One of the major annoyances for me working with very large datasets you get from someone else is that you often don't know the format the file is coming in, not a problem really just take a peak in Notepad++ or Excel and you are away. But quite often these files are millions of rows in length and it is just not possible to work it out.
So I've been trying to chip away at the problem for a while and after I finally got past the first stumbling block of having a computer so lock down I couldn't do a thing with it I was still coming up a little short.
Looking through the defacto bible for any such problem, Stackoverflow, it looks like powershell is what were after running it from a command prompt:
powershell -command "& {get-content input.txt|select-object -first 10}" >output.txt
However there are few failings here:
We can solve the first problem by creating a drag and drop batch file with the the output file the same as the input but with a predefined suffix, just paste the following code into a file called first_1000_rows.bat
:
powershell -command "& {get-content %1|select-object -first 1000}" >%~n1"_1000"%~x1
then all we need to do is to drag the file we want to split and drop it over the batch file and hey presto.

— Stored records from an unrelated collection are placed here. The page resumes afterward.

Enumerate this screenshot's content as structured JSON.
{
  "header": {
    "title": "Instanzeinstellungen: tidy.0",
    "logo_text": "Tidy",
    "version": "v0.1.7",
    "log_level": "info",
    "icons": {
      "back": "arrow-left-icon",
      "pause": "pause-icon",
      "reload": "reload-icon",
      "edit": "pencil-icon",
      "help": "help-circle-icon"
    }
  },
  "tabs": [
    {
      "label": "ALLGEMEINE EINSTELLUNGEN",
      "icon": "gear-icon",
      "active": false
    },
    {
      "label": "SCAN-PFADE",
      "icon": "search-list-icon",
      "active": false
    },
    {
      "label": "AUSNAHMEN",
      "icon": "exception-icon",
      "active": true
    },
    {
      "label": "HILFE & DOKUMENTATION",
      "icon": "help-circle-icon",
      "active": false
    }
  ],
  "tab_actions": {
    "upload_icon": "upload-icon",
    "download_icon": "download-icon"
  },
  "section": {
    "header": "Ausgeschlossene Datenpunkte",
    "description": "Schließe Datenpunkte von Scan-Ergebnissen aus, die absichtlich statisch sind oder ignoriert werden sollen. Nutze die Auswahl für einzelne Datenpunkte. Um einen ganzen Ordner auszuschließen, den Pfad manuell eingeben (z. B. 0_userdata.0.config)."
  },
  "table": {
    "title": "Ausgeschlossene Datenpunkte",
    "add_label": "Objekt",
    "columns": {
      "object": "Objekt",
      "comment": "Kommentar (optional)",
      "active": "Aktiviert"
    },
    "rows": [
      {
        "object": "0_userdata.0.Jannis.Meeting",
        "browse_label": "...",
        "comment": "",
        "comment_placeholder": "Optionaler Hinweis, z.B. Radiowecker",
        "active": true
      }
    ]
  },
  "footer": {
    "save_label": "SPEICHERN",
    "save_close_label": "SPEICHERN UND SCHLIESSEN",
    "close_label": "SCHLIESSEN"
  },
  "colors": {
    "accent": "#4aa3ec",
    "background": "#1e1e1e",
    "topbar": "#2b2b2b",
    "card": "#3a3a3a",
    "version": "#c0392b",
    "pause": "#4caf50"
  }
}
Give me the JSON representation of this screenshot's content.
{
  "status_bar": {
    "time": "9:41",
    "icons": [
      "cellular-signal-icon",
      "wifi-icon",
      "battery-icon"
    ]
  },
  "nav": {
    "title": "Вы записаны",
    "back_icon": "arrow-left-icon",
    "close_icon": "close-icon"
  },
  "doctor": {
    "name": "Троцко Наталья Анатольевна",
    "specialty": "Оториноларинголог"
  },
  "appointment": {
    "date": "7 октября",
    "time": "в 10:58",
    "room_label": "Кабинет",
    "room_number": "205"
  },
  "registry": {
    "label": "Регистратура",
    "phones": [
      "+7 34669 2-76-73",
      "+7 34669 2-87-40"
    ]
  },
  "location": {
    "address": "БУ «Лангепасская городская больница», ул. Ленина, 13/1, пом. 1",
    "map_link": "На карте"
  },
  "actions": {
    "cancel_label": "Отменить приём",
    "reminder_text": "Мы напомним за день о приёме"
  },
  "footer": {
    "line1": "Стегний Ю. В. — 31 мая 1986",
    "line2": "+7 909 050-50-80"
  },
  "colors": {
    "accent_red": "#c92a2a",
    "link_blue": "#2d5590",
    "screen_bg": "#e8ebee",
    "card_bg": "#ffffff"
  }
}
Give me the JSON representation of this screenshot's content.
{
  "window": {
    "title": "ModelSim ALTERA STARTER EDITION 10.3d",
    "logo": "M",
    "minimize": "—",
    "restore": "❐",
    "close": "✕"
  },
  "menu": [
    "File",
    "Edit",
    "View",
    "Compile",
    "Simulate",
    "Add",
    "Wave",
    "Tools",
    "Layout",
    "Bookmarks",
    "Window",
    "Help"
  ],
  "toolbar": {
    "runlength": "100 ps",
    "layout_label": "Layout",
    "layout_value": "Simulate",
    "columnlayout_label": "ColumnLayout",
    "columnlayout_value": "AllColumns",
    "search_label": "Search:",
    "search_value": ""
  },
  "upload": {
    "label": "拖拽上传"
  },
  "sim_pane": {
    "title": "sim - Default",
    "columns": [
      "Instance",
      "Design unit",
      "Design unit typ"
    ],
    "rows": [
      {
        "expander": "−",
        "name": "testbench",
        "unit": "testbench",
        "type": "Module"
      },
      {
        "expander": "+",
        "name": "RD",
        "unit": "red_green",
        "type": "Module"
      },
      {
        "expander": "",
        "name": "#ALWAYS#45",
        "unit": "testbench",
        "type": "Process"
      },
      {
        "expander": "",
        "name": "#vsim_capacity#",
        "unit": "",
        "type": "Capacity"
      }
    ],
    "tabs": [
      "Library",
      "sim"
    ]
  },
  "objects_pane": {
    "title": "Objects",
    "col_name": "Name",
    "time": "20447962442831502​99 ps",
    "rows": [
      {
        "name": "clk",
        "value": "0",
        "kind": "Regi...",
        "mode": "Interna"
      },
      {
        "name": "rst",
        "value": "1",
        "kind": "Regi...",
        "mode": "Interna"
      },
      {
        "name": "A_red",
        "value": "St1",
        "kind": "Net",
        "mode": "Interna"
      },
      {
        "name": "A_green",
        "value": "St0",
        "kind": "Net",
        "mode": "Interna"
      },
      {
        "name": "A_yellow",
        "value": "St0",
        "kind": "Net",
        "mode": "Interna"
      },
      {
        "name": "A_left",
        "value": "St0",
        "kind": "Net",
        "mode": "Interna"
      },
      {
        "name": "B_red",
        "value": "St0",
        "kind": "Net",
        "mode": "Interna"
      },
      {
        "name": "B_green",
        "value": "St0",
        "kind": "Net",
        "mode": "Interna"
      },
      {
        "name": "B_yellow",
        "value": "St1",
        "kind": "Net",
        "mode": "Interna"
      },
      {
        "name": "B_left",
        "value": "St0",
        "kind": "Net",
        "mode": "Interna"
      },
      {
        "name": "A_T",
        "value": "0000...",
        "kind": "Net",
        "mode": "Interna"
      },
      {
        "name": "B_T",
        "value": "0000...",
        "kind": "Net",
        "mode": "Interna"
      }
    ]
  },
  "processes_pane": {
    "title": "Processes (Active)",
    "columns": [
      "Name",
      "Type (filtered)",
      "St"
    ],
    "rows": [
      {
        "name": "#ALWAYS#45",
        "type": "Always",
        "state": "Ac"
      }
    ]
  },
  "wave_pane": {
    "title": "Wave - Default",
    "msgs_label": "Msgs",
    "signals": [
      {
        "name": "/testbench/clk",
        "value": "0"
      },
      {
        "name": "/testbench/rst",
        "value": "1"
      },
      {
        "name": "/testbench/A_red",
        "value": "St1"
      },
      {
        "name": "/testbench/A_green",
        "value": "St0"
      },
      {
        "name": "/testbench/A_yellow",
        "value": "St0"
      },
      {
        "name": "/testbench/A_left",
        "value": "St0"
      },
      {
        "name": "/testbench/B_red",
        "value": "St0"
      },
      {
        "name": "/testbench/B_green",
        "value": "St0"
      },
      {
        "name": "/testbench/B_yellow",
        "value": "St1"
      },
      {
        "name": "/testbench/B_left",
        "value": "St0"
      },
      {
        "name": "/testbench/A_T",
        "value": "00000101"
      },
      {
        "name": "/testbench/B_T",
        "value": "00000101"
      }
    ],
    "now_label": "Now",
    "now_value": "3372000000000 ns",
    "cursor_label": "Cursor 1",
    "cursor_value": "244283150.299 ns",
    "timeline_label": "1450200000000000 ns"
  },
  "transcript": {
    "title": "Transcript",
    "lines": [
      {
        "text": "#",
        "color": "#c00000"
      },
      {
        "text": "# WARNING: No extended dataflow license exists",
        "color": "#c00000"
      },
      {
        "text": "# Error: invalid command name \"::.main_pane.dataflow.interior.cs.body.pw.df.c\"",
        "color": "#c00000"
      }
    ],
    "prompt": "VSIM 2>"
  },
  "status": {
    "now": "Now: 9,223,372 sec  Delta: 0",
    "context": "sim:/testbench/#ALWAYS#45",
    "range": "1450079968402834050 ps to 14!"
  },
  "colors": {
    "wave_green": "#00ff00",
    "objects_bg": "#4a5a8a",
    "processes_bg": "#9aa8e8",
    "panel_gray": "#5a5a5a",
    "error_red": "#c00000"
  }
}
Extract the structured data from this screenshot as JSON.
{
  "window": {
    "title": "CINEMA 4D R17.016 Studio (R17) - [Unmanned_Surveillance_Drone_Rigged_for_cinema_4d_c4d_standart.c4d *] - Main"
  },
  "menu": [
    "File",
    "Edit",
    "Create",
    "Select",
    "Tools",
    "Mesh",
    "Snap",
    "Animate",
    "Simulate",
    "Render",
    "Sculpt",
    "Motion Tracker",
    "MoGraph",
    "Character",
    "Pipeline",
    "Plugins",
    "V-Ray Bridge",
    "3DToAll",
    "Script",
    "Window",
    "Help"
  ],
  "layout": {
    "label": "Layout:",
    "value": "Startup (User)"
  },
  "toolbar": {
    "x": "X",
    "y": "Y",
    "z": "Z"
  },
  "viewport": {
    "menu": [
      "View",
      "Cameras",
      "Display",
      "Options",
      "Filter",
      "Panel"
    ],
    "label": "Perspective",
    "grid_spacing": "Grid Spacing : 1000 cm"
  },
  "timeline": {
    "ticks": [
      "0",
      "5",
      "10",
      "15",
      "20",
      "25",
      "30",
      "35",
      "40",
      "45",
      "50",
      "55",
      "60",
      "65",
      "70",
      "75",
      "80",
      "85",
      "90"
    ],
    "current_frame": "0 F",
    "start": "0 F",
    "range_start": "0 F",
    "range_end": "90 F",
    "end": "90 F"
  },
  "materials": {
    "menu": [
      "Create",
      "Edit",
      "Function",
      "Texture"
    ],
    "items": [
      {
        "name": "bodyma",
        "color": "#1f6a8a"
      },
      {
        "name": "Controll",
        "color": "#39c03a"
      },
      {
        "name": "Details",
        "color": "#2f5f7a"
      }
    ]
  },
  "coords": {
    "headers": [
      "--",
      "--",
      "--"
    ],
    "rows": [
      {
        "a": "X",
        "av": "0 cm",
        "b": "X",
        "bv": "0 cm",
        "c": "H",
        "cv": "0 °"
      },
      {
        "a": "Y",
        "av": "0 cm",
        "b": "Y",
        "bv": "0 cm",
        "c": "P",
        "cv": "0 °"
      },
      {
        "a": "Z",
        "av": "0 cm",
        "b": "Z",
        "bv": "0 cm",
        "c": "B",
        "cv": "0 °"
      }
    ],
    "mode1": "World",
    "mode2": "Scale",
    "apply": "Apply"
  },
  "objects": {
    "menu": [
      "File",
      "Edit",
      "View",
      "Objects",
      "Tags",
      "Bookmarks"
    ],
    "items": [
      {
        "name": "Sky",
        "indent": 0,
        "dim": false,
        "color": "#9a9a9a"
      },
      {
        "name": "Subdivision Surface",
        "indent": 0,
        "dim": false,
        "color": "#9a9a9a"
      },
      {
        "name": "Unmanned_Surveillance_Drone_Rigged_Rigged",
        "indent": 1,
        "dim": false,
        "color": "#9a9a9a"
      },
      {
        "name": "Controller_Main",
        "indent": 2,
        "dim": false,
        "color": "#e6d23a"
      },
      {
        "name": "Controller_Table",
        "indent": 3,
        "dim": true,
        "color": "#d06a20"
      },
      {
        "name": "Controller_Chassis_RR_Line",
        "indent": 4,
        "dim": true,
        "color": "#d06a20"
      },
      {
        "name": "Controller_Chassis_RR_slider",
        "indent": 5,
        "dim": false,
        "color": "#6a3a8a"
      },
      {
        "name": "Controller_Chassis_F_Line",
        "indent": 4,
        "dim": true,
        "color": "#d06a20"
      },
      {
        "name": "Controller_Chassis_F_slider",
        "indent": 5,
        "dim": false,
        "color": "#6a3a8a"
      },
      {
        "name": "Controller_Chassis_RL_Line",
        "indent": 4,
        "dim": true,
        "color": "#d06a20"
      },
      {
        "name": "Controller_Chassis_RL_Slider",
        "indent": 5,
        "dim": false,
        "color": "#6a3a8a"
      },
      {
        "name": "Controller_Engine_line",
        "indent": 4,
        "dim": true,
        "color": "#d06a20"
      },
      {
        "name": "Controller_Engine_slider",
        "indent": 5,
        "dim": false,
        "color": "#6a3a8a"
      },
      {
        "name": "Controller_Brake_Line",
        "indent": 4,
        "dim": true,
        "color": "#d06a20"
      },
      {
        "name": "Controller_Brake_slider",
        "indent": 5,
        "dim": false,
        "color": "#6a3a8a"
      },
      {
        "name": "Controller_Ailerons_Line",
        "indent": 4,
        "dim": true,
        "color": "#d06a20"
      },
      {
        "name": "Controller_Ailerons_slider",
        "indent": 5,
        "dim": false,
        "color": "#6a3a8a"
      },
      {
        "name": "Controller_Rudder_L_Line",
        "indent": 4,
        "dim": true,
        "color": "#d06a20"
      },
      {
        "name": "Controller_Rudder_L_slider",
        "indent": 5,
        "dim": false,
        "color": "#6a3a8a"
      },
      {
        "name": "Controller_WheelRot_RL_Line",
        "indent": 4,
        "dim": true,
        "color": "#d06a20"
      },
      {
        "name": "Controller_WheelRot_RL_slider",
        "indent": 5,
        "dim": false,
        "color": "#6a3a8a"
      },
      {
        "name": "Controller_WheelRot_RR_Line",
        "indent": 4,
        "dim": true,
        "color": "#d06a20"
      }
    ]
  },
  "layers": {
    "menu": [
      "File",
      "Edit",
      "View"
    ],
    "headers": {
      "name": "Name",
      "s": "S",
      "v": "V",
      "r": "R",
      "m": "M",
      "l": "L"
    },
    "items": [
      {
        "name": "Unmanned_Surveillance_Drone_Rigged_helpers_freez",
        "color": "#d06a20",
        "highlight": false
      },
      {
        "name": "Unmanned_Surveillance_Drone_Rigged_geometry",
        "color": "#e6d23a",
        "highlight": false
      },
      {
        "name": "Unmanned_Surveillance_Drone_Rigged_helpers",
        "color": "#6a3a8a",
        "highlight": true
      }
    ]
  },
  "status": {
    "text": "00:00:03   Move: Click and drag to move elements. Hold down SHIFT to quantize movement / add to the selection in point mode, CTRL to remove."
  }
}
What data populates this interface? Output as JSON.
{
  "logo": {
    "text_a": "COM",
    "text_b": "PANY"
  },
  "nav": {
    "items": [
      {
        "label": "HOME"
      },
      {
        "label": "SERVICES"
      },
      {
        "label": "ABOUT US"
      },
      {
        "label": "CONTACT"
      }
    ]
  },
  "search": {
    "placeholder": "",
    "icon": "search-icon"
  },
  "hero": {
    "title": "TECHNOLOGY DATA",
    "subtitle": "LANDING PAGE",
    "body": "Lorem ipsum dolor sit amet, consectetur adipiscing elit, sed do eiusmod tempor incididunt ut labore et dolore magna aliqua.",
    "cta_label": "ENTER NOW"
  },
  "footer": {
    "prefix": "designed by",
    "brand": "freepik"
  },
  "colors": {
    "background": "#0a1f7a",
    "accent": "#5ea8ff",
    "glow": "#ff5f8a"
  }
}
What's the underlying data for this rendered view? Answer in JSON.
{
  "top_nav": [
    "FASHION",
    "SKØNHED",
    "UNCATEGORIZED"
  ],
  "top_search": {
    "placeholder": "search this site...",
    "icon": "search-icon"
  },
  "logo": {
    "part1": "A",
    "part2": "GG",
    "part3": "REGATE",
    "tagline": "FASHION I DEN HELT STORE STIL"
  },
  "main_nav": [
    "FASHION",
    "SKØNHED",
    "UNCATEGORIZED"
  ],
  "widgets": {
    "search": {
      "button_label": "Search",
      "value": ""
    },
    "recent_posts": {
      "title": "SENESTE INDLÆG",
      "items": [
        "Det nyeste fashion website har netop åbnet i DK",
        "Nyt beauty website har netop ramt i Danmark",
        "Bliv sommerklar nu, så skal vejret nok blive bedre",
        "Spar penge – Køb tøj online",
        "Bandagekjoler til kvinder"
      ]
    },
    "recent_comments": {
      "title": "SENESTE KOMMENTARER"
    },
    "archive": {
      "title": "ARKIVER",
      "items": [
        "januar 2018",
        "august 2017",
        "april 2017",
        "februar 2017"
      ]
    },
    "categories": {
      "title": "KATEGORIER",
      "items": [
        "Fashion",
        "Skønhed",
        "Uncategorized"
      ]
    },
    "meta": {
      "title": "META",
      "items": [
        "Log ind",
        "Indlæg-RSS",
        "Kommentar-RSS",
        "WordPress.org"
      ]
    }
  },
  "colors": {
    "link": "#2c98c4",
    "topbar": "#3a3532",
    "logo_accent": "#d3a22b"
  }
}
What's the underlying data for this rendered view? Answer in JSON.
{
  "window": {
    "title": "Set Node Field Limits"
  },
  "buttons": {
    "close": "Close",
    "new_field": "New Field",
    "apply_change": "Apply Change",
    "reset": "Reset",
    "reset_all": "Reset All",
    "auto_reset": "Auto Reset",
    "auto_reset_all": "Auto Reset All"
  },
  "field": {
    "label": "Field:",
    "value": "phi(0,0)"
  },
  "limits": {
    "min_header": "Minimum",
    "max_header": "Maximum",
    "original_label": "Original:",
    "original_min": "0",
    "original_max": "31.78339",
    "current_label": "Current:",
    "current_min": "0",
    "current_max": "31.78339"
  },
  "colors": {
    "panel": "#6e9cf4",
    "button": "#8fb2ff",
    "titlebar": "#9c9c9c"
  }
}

Next task is we have to solve the wrapping issue, a little tweak will see us outputting it as part of the powershell process not through the command console using the set-content command:
powershell -command "& {get-content %1|select-object -first 1000|set-content -path %~n1"_1000"%~x1}"
Finally we'll make a little tweak to stop after the first end rows, easy when you know how, just set the row limit on the get-content command:
powershell -command "& {get-content %1 -TotalCount 1000|set-content -path %~n1"_1000"%~x1}"
Job's a good-un as the saying goes and now we have an extract of the file we can easily have a butchers at.
Unfortunately the Powershell - DOS interaction doesn't play nicely with spaces so we have to deal with them somehow as well:
powershell -command "& {get-content '%~1' -TotalCount 1000|set-content -path '%~dp1%~n1_1000%~x1'}"
Job's a good-un as the saying goes and now we have an extract of the file we can easily have a butchers at.